The Titans have a new head coach, Ken Whisenhunt. Whisenhunt has been a head coach before. Whisenhunt will be heavily involved on the offensive side of the ball, including calling the plays. Whisenhunt in his previous head coaching stint was heavily involved in the offense, too. The draft is coming up. Thus, I wondered what Whisenhunt’s Cardinals team had done in the draft on offense.
And came up with the following chart.
Round | QB | RB | WR | TE | OT | OG | OC |
---|---|---|---|---|---|---|---|
1 | x | x | x | ||||
2 | x | ||||||
3 | xx | x | |||||
4 | x | x | |||||
5 | x | xx | x | x | |||
6 | x | ||||||
7 | x | x | xx | xx | x |
Each “x” represents a draft pick. So, for instance, in the six drafts for which Whisenhunt was the head coach in Arizona, they drafted one tackle in the first round (Levi Brown at #5 in 2007) and no other offensive lineman of any sort in the first three rounds. What does this chart tell us?
This chart may tell us nothing. This is what has happened in the past. What happens in the past is sometimes, maybe even often a reliable guide to what will happen in the future, but that comes with no guarantees.

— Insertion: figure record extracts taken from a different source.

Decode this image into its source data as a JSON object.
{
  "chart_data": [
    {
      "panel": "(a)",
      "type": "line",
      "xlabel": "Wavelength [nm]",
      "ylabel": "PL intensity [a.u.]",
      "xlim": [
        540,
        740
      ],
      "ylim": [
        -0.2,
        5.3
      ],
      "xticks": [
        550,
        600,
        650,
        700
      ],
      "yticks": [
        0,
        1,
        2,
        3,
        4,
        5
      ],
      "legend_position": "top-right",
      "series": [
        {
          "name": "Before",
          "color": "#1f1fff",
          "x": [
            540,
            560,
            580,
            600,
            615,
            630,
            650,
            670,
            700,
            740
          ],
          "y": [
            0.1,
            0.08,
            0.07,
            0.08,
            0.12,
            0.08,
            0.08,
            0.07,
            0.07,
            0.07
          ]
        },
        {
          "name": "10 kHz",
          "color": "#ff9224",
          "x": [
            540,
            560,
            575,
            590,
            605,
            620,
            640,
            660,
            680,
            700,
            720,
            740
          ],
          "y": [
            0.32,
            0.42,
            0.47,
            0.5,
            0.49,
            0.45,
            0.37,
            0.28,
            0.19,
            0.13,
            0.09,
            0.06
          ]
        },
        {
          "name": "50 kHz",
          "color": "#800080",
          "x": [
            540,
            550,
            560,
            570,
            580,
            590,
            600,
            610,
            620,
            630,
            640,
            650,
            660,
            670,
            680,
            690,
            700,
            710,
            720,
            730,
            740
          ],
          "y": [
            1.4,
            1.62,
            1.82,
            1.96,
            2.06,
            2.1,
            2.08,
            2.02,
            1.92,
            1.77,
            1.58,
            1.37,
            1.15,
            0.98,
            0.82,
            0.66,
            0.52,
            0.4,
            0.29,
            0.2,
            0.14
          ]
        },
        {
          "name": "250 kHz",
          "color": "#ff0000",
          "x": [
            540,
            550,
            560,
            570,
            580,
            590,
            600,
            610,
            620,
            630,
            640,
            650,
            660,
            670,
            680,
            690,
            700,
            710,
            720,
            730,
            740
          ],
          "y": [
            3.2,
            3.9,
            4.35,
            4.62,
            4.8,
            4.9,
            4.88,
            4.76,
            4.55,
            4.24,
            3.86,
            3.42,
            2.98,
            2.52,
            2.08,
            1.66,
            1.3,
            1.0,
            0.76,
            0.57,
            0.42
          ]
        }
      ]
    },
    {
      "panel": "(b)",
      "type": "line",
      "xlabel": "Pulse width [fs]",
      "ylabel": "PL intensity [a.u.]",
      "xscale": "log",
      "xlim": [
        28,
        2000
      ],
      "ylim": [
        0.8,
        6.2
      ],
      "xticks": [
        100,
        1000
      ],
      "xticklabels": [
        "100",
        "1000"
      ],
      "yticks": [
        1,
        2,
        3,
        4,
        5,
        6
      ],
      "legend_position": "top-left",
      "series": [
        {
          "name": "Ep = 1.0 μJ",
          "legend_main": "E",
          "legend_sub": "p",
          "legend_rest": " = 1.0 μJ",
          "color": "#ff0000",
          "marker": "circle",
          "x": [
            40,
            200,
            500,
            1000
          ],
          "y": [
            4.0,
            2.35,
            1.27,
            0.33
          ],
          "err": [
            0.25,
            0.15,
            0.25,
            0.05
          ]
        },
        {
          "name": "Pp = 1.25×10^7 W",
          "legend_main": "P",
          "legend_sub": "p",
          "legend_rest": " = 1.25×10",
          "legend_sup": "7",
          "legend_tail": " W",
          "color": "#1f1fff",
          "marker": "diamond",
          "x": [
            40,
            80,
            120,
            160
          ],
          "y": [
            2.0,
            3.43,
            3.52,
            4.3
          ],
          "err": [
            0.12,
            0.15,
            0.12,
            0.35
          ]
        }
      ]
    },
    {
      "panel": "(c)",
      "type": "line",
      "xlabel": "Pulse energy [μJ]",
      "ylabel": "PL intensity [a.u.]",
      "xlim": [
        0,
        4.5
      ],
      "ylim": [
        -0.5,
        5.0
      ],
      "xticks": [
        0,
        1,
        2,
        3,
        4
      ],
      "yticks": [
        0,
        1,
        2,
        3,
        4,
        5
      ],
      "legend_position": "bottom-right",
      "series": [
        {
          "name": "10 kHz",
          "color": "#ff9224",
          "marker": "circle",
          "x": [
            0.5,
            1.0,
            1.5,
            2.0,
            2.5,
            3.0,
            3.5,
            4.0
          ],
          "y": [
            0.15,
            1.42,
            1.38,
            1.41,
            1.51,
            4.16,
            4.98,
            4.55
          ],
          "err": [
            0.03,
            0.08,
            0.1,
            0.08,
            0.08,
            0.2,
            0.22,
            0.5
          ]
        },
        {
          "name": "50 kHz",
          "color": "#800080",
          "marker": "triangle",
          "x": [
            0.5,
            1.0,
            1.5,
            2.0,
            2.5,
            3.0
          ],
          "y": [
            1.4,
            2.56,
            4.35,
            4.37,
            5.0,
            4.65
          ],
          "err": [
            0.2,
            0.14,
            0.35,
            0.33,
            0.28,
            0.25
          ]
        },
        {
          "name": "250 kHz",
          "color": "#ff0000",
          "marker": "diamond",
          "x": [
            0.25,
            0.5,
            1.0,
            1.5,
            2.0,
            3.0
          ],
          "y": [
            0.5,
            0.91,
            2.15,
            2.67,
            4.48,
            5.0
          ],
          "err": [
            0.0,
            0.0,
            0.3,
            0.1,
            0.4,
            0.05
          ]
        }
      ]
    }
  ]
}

Ruston Webster is the general manager, and the Titans last year spent a first-round pick on a right guard. Spending the tenth pick on a right guard and drafting one guard in the first six rounds in six years seem like different philosophies. In writing this post, my intent is not to declare the Titans will follow Whisenhunt’s Arizona draft tendencies. Rather, it is to see what those tendencies are, in case they do actually follow them.
Whisenhunt’s biggest draft investments came in “skill position” players. Seven draft picks in the first three rounds in six years, six of them on players who get the football from the quarterback. One of the things I keep saying is you draft what you can’t develop or otherwise find elsewhere, and Whisenhunt seems to put a premium on acquiring those players. I should stress, though, that this isn’t necessarily a Jeff Fisher/Floyd Reese-like concentration on athletic upside risks. Looking over the list of picks, there’s no player who stands out to me as an athletic marvel like a Tyrone Calico, Chris Henry, or Chris Johnson. Rather, the traits must be accompanied by collegiate production. The presence of third-rounders Andre Roberts (Citadel) and Rob Housler (Florida Atlantic) suggest that production doesn’t have to be a the top collegiate level.
Lack of draft investment may help explain Arizona’s offensive line and quarterback struggles. The Cardinals struggled to protect, couldn’t run-block, and once Kurt Warner retired couldn’t throw well. At the same time, they didn’t select a quarterback before John Skelton, and didn’t spend a single high pick on a tackle. Okay, this chart is a little misleading-the Cardinals invested more draft resources in quarterback than this chart suggests. Matt Leinart was their first round selection the year before Whisenhunt arrived, plus they had Warner. That covers 2007 and 2008’s lack of investment. Further, the chart doesn’t include the second-round pick they traded to the Eagles as part of the Kevin Kolb deal. That’s still a draft pick spent on a quarterback, even if it’s not a draft pick used on a quarterback.
Defense may be a higher draft priority than the offense. Looking at the range of picks where the Titans find their players, Whisenhunt’s Cardinals teams used 9 top-4 picks on offense and 13 on defense. The first and third round selections were balanced, but four of the five second round picks (four of six if you include that Kolb deal) were used on defensive players. The majority of fourth round selections made were also used on defensive players. It was really the fifth and seventh rounds (12 of 13 picks) where Whisenhunt’s Cardinals acquired players on offense. (Curiously, that sandwiched a sixth round that was similarly defense-oriented.)
Possible Takeaways
1. RB is absolutely on the table in the second round.
2. I’ve been leaning toward a draft that is defense-heavy in the early rounds, both because I think the Titans have passed on better defensive prospects in the first round of the last two drafts and because of the scheme change and Ray Horton’s defense. Whisenhunt’s drafts suggest this could be the case.
3. Expect some Day 3 picks on offensive players.
4. Actual selections will be heavily influenced by the current state of the Titans roster and the actual shape of the 2014 draft board relative to the Titans’ needs as perceived by Ruston Webster and Ken Whisenhunt, not predestionally determined by Whisenhunt’s drafting history.